C’est un signal d’alarme pour la parité en politique. Alors que la part de femmes à l’Assemblée nationale progressait élection après élection, atteignant un niveau record en 2017, elle vient de s’effondrer à l’issue des dernières législatives anticipées. Avec seulement 36% de députées élues, contre près de 39% cinq ans plus tôt, l’Assemblée connaît un retour en arrière sans précédent depuis des décennies en matière de représentation féminine. Un recul qui soulève des questions sur les ressorts de cette régression et l’état de l’égalité hommes-femmes dans la vie politique française.
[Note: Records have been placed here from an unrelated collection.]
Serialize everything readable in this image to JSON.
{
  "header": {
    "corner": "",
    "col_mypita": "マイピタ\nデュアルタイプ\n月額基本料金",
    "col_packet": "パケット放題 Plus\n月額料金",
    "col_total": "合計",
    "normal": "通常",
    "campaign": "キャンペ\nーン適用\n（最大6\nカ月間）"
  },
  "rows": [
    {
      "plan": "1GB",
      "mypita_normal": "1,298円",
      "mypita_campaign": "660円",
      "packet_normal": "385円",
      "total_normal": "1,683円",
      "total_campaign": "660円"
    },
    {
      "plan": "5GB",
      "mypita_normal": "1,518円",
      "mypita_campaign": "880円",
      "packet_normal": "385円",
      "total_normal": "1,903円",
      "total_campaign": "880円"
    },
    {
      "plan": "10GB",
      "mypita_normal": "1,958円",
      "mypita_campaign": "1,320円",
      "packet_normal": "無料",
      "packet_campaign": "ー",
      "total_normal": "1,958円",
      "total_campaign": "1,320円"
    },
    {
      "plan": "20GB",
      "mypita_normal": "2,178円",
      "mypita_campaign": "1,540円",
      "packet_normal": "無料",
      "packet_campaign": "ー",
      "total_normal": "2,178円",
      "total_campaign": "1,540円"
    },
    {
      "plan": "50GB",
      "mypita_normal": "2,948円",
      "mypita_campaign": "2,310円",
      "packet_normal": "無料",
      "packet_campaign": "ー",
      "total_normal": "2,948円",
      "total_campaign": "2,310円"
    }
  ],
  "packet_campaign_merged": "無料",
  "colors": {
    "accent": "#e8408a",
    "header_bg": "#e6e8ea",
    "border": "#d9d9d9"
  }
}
Un scrutin historique à plus d’un titre
Organisées dans l’urgence suite à la dissolution de l’Assemblée nationale, ces élections législatives anticipées resteront dans l’histoire. Non seulement parce qu’elles ont redessiné en profondeur le paysage politique, mais aussi parce qu’elles ont vu la part de femmes chuter à un niveau jamais vu depuis 1997 et l’adoption de la loi sur la parité. Avec 208 élues sur 577, les femmes ne représentent plus que 36% des députés, contre 37,3% dans l’Assemblée sortante et 38,8% dans celle élue en 2017, qui avait marqué un record historique.
Ce recul est d’autant plus frappant qu’il intervient après des décennies de progrès continus. Depuis les années 2000 et l’instauration de règles paritaires, la féminisation de l’Assemblée suivait une courbe ascendante, passant de 10,9% en 1997 à 38,8% en 2017. Une dynamique positive qui semblait partie pour se poursuivre, voire s’accélérer. Las, le dernier scrutin est venu briser net cet élan.
L’Assemblée à la traîne du Sénat
Autre renversement notable : pour la première fois depuis un demi-siècle, la chambre basse compte proportionnellement moins de femmes que la chambre haute. Avec 36,2% de sénatrices depuis le dernier renouvellement de 2023, le Sénat – longtemps à la traîne en matière de parité – devance désormais l’Assemblée dans la représentation des femmes. Un reflet du chemin parcouru par la chambre haute ces dernières années, mais surtout de la régression brutale enregistrée au Palais Bourbon au dernier scrutin.
Le recul de la part des femmes à l’Assemblée est un coup d’arrêt historique dans la marche vers la parité, qui interroge la solidité des progrès réalisés ces vingt dernières années.
Sandrine Lévêque, professeure en science politique
Des différences notables entre les partis
Si aucune formation n’atteint la parité parfaite, des écarts significatifs se font jour :
- La France Insoumise et le camp présidentiel frôlent les 45% de candidates investies
- Le RN et le PS avoisinent les 45%
- Les Républicains n’atteignent que 32,8% (hors “ciottistes” alliés au RN)
Des disparités qui se reflètent dans les taux de femmes élues :
- 40,4% pour le Nouveau Front Populaire (NFP)
- 40,2% dans le camp présidentiel
- 32,2% au RN et ses alliés
- 30,8% chez Les Républicains (LR)
Des femmes victimes de l’urgence ?
Pour expliquer ce repli, certains avancent le contexte particulier du scrutin, organisé dans l’urgence après une dissolution surprise. Pressés par le temps pour constituer leurs listes, les partis auraient privilégié des sortants – très majoritairement des hommes – au détriment de nouvelles têtes féminines. Un réflexe de prudence dans une campagne éclair où l’enjeu était de “sauver les meubles”.
Quelle que soit la part de vérité dans cette analyse, elle ne saurait occulter un mouvement de fond, celui d’un ralentissement, voire d’un plafonnement de la féminisation des assemblées politiques depuis plusieurs années. Un constat qui invite à réinterroger la solidité des progrès enregistrés depuis la loi sur la parité, et les mécanismes profonds qui continuent de faire obstacle à une représentation égale des femmes en politique.